Stanford Researchers Link Right-To-Carry Gun Laws With Rise In Violent Crime
STANFORD (CBS SF) - New research is bound to fuel to the debate over the impact of so-called right-to-carry (RTC) laws on crime.
Gun advocates have insisted that crime goes down when law-abiding citizens are allowed to carry concealed weapons in public.
A new study at Stanford that looked at crime data over a period of more than two decades and found violent crime rates actually increased when states adopted RTC laws.
Their research, 'The Impact of Right to Carry Laws and the NRC Report: The Latest Lessons for the Empirical Evaluation of Law and Policy,' was published in last month's Social Science Research Network.
The researchers examine the findings of the National Research Council (NRC), a group of experts in criminology, economy and statistics, who reviewed the existing data on the "relationship between firearms and violence," the impact of RTC laws, and the theory that the more guns created less crime.
The NRC panel released a report in 2004 that basically concluded "there was no reliable statistical support" for the more guns, less crime hypothesis. Additionally, "one dissenting committee member argued that the committee's own estimates revealed that RTC laws did in fact reduce the rate of murder."
The researchers sought to address the NRC's ambiguity on this "explosive topic," especially given the social and political policy implications.

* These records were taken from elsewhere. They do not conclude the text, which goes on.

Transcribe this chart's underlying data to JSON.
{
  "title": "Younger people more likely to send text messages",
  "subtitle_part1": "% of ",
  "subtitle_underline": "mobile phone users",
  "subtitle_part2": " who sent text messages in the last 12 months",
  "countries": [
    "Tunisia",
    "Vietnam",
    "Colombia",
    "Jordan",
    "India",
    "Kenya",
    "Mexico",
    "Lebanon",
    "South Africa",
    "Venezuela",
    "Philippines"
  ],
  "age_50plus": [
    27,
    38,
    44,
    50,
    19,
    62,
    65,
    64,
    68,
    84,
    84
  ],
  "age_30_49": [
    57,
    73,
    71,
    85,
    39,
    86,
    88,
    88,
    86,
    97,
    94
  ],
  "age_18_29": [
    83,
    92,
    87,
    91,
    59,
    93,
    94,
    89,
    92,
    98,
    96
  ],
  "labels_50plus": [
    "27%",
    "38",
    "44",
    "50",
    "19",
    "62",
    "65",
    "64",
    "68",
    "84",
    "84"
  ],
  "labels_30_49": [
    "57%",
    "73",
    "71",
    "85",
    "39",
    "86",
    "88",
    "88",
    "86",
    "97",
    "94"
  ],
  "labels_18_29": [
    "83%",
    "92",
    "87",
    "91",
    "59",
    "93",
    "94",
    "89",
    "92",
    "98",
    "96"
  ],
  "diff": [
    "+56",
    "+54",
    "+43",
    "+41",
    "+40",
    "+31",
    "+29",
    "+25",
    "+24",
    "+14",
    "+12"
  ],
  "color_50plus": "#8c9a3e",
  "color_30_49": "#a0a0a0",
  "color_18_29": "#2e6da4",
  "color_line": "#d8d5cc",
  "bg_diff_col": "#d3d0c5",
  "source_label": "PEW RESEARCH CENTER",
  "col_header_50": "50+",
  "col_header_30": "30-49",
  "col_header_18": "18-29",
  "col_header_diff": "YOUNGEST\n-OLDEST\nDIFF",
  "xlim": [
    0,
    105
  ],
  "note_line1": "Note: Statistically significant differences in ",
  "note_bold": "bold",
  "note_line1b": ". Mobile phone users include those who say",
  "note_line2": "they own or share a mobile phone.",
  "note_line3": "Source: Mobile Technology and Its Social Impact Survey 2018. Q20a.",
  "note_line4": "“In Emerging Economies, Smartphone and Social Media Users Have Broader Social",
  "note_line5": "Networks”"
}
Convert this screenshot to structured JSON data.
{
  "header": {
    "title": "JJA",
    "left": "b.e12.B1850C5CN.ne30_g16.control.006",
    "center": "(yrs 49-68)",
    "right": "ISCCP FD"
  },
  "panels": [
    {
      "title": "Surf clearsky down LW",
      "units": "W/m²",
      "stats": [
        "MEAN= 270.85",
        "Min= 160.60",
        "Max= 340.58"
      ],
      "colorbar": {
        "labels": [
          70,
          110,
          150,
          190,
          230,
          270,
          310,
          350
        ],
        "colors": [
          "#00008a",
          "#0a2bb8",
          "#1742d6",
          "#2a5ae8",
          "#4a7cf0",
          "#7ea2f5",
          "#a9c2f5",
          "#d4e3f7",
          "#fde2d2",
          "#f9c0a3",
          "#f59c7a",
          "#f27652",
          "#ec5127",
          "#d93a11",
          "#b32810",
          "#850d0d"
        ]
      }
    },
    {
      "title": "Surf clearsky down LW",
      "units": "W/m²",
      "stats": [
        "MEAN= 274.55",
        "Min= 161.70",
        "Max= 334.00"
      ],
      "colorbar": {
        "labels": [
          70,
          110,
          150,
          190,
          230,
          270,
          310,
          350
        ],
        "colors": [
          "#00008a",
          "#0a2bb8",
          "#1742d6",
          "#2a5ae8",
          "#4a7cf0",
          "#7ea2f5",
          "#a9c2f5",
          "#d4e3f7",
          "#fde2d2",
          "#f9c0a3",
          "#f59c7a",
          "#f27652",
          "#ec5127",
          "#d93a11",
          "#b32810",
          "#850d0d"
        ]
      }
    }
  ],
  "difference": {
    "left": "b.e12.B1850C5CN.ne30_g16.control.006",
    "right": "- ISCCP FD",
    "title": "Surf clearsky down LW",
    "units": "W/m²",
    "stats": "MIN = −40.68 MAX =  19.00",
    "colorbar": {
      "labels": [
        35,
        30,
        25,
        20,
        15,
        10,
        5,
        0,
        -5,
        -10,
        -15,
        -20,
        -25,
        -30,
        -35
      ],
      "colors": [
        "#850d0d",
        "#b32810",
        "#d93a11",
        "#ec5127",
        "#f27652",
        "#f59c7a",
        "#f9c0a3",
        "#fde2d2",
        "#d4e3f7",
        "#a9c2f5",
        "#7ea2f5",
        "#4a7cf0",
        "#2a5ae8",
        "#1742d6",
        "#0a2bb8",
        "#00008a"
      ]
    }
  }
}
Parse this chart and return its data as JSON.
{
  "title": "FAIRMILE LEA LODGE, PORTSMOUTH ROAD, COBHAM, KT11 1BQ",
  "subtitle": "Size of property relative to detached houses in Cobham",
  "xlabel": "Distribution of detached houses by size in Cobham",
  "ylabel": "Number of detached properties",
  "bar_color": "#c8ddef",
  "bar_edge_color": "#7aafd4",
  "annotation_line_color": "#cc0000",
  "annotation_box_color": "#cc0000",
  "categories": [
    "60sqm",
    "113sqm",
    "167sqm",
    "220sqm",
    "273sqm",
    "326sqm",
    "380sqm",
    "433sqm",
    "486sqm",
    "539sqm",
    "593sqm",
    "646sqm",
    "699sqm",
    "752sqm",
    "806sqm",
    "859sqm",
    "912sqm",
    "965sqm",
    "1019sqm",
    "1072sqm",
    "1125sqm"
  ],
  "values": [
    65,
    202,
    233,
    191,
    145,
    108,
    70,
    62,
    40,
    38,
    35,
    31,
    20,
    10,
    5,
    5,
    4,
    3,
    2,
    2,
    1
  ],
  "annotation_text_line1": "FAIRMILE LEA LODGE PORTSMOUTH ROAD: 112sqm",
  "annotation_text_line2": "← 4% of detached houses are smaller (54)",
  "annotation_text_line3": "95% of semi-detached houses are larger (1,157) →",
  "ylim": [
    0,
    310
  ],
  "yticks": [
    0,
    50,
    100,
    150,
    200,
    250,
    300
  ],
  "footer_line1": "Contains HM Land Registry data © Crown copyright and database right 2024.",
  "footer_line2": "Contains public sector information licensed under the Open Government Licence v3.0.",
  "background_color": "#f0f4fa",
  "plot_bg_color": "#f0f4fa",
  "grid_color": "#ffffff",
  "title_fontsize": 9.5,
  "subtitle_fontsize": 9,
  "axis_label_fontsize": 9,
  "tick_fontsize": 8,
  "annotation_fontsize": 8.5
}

In their paper, the researchers write, "Our systematic review of "NRC's evidence - its approach and findings - also provides important lessons on the perils of using traditional observational methods to elucidate the impact of legislation."
Professor John J. Donohue III, one of the co-authors told Stanford News, "The totality of the evidence based on educated judgments about the best statistical models suggests that right-to-carry laws are associated with substantially higher rates of aggravated assault, rape, robbery and murder."
In fact, the Stanford research showed an 8% increase in aggravated assault. Gun aggravated assaults increased by almost 33%.
Donahue admits "different statistical models can yield different estimated effects, and our ability to ascertain the best model is imperfect."
He told Stanford News that researchers should examine other methods and approaches.
"Sensitive results and anomalies - such as the occasional estimates that right-to-carry laws lead to higher rates of property crime - have plagued this inquiry for over a decade," he said.